Amarantus Submits FDA Orphan Drug Application For MANF In Retinitis Pigmentosa
By Cyndi Root
Amarantus Bioscience has applied to the Food and Drug Administration (FDA) for Orphan Drug designation for MANF (mesencephalic-astrocyte-derived neurotrophic factor) in retinitis pigmentosa (RP). Amarantus announced the application in a press release, stating that MANF was discovered with its proprietary PhenoGuard Protein Discovery Engine. RP is receiving special interest of late, as Astellas and Harvard have recently partnered to research treatments for RP, a disease that causes a loss of vision resulting in blindness. If approved, Orphan Drug status confers seven-year marketing exclusivity and other benefits.
MANF in Retinitis Pigmentosa
Mesencephalic-Astrocyte-derived Neurotrophic Factor (MANF) is a naturally-occurring protein. The body produces MANF to reduce or prevent programmed cell death (apoptosis) in response to injury or disease. Amarantus and the University of Miami's Bascom Palmer Eye Institute and the Buck Institute for Research on Aging have proven MANF’s efficacy in animal models of retinitis pigmentosa. Toxicology studies show that intravitreal administration is well-tolerated.

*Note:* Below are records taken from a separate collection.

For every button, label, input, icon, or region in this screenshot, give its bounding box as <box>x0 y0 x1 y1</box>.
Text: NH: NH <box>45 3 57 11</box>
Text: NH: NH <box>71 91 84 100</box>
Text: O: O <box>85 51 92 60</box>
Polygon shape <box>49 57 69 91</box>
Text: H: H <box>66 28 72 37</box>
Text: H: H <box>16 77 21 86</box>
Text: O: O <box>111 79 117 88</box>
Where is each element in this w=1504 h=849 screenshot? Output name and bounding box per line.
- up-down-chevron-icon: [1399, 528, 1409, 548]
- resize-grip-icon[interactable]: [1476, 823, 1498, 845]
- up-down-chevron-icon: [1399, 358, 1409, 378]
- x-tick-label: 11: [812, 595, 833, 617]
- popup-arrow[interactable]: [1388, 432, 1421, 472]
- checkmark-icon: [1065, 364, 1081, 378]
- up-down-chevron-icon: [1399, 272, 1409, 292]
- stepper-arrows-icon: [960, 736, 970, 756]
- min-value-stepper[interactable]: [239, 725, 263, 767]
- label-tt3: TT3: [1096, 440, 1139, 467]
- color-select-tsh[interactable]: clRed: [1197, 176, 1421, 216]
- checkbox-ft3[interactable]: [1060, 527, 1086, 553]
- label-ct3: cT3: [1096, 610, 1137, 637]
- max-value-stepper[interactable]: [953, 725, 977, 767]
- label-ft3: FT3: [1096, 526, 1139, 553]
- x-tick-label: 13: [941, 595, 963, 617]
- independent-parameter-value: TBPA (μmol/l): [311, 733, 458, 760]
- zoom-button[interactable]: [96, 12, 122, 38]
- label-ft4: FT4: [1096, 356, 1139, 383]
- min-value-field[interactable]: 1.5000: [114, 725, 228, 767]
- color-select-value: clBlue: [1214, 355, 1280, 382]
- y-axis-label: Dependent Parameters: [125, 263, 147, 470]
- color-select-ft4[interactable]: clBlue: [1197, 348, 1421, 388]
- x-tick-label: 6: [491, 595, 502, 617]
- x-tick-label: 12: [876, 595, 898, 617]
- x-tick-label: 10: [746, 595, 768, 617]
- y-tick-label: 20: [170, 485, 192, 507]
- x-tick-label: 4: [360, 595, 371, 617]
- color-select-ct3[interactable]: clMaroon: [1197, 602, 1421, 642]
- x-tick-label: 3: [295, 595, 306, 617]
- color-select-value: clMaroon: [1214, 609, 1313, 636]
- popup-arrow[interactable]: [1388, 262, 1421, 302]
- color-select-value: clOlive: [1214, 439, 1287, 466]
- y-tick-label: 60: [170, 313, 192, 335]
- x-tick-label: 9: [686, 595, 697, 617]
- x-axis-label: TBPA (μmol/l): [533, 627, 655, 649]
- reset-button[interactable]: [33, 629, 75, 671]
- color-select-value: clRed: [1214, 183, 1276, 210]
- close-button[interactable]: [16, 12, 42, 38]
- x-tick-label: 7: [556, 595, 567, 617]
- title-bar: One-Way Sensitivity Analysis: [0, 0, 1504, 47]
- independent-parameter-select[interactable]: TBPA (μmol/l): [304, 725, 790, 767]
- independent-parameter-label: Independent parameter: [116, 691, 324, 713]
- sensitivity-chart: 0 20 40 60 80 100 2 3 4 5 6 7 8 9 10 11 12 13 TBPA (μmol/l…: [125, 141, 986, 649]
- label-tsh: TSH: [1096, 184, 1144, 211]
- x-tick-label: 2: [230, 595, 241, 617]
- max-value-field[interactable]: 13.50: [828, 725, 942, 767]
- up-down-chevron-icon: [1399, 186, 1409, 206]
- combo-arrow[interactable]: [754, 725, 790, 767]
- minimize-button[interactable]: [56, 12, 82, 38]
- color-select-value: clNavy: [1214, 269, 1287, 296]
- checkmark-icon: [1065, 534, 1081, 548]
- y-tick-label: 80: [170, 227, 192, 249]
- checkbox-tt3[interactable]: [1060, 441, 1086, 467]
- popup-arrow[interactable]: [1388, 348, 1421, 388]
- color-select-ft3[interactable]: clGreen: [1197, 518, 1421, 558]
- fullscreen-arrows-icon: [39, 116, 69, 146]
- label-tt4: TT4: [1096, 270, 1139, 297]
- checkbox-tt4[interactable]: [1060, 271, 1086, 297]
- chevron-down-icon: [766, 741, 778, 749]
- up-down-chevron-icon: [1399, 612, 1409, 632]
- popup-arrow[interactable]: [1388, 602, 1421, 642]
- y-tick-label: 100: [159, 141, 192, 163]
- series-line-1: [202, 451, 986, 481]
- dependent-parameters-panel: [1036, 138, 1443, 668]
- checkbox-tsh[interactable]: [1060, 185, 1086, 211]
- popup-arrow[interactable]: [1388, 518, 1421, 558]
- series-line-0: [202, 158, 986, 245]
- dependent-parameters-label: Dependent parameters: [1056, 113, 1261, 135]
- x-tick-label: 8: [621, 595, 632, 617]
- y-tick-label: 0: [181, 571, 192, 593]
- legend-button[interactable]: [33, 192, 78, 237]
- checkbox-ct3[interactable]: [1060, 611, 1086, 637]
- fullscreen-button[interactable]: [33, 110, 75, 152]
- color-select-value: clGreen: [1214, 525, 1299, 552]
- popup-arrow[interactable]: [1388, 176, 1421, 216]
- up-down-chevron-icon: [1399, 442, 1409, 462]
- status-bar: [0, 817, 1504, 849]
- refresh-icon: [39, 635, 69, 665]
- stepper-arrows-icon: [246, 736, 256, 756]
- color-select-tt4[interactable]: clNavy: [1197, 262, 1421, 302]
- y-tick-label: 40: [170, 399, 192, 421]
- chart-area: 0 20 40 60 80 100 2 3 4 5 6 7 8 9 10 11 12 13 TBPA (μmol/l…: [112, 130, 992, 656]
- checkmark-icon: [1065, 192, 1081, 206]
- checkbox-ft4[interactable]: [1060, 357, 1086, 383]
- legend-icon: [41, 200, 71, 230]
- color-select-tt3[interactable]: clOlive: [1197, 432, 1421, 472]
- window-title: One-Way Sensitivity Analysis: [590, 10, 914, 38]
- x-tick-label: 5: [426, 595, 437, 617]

PhenoGuard Protein Discovery Engine
MANF was developed with Amarantus’ PhenoGuard Protein Discovery Engine, a regenerative medicine approach. The therapeutic platform identifies novel secreted human proteins with biological activity for specific indications. MANF was the first discovery, made from astrocytes, and Amarantus now has over 88 candidates in its PhenoGuard Cell Line Library. Amarantus seeks to expand its capabilities beyond RP to other indications, including glaucoma, Parkinson's disease, Alzheimer's disease, and Wolfram's Syndrome. The company is also evaluating traumatic brain injury (TBI), myocardial infarction, diabetes, antibiotic-induced ototoxicity, and other areas with high unmet need.
Astellas, Harvard Partnership
Astellas and Harvard are taking a different approach in searching for treatments for RP. The two have partnered to use adeno-associated virus vectors (AAV) to identify genes that support vision. AAV vectors show promise due to their ability to infect non-dividing and dividing cells. Constance L. Cepko, Ph.D., a professor of Genetics and Ophthalmology at Harvard, said, “These treatments may also be effective in people that have other types of ocular disease, such as age-related macular degeneration, or glaucoma."